Your question involves arbitrary parameters $a, b, c \in \mathbf Z$, so the desired cyclicity does certainly not hold in general, as pointed out by @Dietrich Burde. I outline here a systematic - one could say algorithmic - study which involves easy but cumbersome calculations, so I suggest that you take a particular example (see e.g. Galois Group of $\sqrt{2+\sqrt{2}}$ over $\mathbb{Q}$) and check at every stage to have an idea of the method. Let $\alpha$ be as you say, and $K=\mathbf Q(\alpha)$. You want to show that $K/\mathbf Q$ is cyclic of degree 4. Proceed step by step:
1) It is clear that $K$ contains $L=\mathbf Q (\sqrt c)$ and $L=K(\sqrt\beta)$, with $\beta=a+b\sqrt c \in L$. In order that $[K:\mathbf Q]=4$, the two intermediate extensions must be quadratic, so you must check first that $c$ is not a square in $\mathbf Q^*$, then $\beta$ is not a square in $L^*$ (by identification)
2) Once you have checked 1), i.e. that $[K:\mathbf Q]=4$, there is a general procedure for showing that $K/\mathbf Q$ is Galois.
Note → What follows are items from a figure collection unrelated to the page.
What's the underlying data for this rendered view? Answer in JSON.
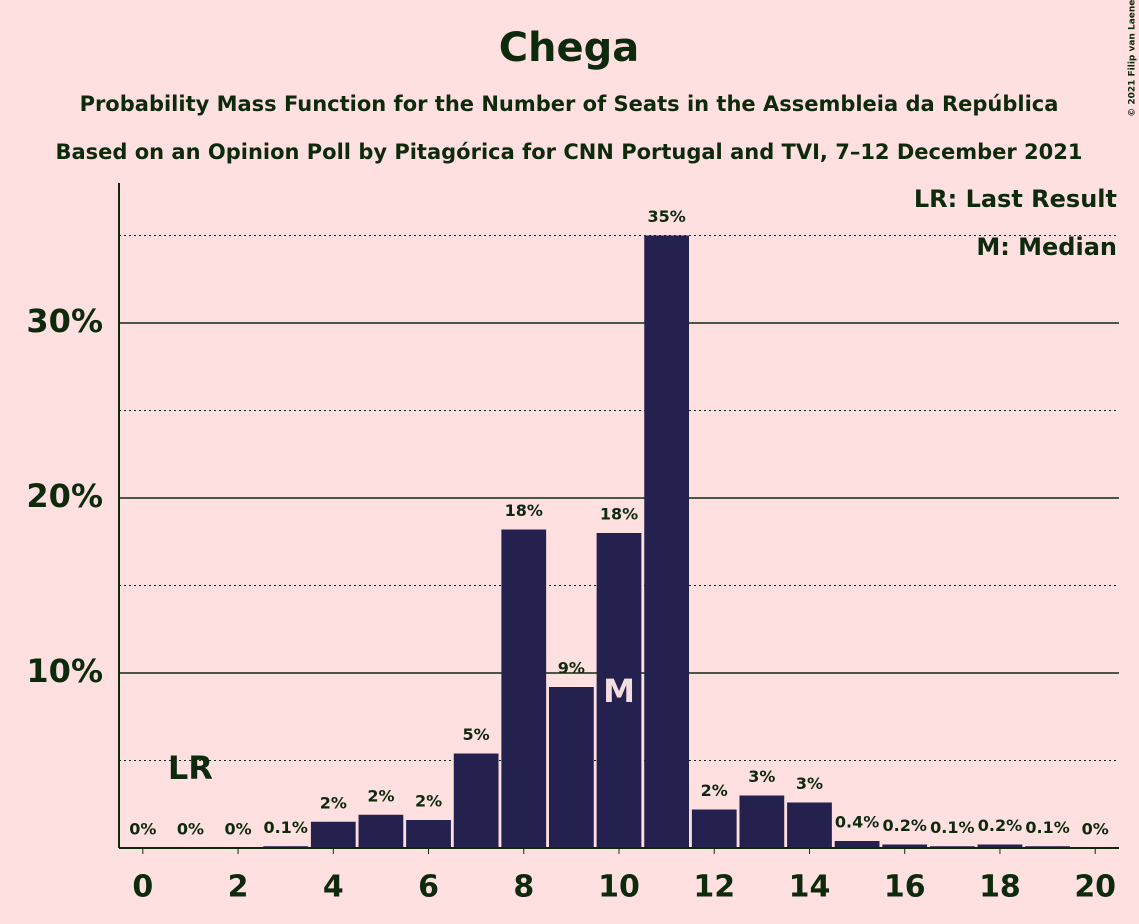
{
  "chart_data": {
    "type": "bar",
    "title": "Chega",
    "subtitles": [
      "Probability Mass Function for the Number of Seats in the Assembleia da República",
      "Based on an Opinion Poll by Pitagórica for CNN Portugal and TVI, 7–12 December 2021"
    ],
    "credit": "© 2021 Filip van Laenen",
    "x": [
      0,
      1,
      2,
      3,
      4,
      5,
      6,
      7,
      8,
      9,
      10,
      11,
      12,
      13,
      14,
      15,
      16,
      17,
      18,
      19,
      20
    ],
    "values": [
      0,
      0,
      0,
      0.1,
      1.5,
      1.9,
      1.6,
      5.4,
      18.2,
      9.2,
      18.0,
      35.0,
      2.2,
      3.0,
      2.6,
      0.4,
      0.2,
      0.1,
      0.2,
      0.1,
      0
    ],
    "value_labels": [
      "0%",
      "0%",
      "0%",
      "0.1%",
      "2%",
      "2%",
      "2%",
      "5%",
      "18%",
      "9%",
      "18%",
      "35%",
      "2%",
      "3%",
      "3%",
      "0.4%",
      "0.2%",
      "0.1%",
      "0.2%",
      "0.1%",
      "0%"
    ],
    "color": "#24214f",
    "xlim": [
      -0.5,
      20.5
    ],
    "xticks": [
      0,
      2,
      4,
      6,
      8,
      10,
      12,
      14,
      16,
      18,
      20
    ],
    "ylim": [
      0,
      38
    ],
    "yticks": [
      {
        "value": 10,
        "label": "10%"
      },
      {
        "value": 20,
        "label": "20%"
      },
      {
        "value": 30,
        "label": "30%"
      }
    ],
    "minor_yticks": [
      5,
      15,
      25,
      35
    ],
    "grid": true,
    "last_result": {
      "x": 1,
      "label": "LR"
    },
    "median": {
      "x": 10,
      "label": "M"
    },
    "legend": [
      "LR: Last Result",
      "M: Median"
    ],
    "legend_position": "top-right"
  }
}
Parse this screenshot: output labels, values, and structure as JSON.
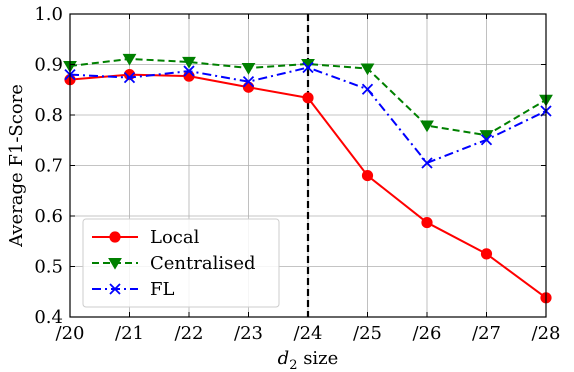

Denote by $\sigma$ the $\mathbf Q$-automorphism of $L$ sending $\sqrt c$ to $-\sqrt c$. Then (easy Galois exercise) $K/\mathbf Q$ is Galois iff $\sigma(\beta) /\beta$ is a square in $L^*$ (check by identification)
3) Following 2), we know now that $K/\mathbf Q$ is Galois of degree 4. But a group $G$ of order 4 is abelian, bicyclic of type (2, 2) or cyclic of order 4. By Galois theory, $G$ is bicyclic iff $K$ is of the form $\mathbf Q (c, e)$, with $e\in \mathbf Q^*$ but $e\notin \mathbf Q^{*2}$ and $ec^-1\notin \mathbf Q^{*2}$, which amounts to (easy Galois exercise) $\beta$ satisfying $\beta e^{-1}\in L^{*2}$ (really tedious checking). Discard that case, and you get that $K/\mathbf Q$ is cyclic
3b) There is a less tedious way than the last part of 3). Following 2), we have checked that $\sigma(\beta) /\beta=x^2$, with $x\in L^*$. It follows that $N(x^2) =1$, or $N(x)=\pm 1$, where $N$ denotes the norm of $L/\mathbf Q$. Then $K/\mathbf Q$ is cyclic iff $N(x)=- 1$ (not difficult Galois exercise) ./.